On Sep 18, 2007, at 11:42 AM, Barry Hart wrote:

> Sounds great - knowing that the query will work is a big help.
>
> We are currently working around the absence of an  
> 'omit_from_results' flag, so I know that's do-able. Here are a  
> couple of reasons I think it's a good idea, though:
> We often have functions that build a whole 'family' of queries,  
> filtering or sorting by different fields based on the arguments  
> passed. Thus, some of these queries will return tuples and some  
> will return objects. Since the result type returned by the query is  
> unpredictable, the function is not very friendly to use.
why would you be calling "add_column()" in this case (besides the PG  
bug workaround) ?

> The consumer of the query is often framework code which we don't  
> control. For example, TurboGears has a paginate decorator which  
> automatically slices the query to return a particular subset of  
> results. It uses the slice operator ( q[offset:endpoint] ).

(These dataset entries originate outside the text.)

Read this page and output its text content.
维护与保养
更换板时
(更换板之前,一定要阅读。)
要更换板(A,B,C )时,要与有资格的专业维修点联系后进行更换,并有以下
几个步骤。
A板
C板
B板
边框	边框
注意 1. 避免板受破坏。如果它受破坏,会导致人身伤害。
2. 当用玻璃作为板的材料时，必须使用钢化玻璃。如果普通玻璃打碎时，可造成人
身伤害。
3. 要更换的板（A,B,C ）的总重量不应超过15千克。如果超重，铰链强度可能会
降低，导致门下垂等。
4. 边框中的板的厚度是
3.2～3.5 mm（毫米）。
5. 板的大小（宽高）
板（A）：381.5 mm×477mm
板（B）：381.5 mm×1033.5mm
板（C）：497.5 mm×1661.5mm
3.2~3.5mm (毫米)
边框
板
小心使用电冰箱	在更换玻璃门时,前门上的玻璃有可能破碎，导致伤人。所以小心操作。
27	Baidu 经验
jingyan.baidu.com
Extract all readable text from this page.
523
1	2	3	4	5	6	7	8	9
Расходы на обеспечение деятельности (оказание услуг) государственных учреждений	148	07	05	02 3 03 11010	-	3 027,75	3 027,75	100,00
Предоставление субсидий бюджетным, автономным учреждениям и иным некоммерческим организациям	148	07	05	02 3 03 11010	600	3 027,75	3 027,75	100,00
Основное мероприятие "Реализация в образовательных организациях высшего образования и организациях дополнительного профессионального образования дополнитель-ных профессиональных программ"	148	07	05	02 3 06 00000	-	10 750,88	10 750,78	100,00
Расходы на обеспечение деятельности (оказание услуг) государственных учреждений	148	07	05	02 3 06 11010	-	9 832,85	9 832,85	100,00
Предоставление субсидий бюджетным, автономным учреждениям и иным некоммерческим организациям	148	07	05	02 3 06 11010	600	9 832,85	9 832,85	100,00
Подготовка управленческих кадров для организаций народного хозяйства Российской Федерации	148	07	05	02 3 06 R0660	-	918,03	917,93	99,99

Does  
> the slice operator eventually call the instances() function?

slice calls instances() yes.

the point here is that add_column() is used for a very specific  
thing; youd like that column in your returned results.  it doesnt  
need to fulfill any other function beyond that (including SQL  
massaging required by postgres when used with distinct/order  
by...that massaging should happen automatically, hence the ticket).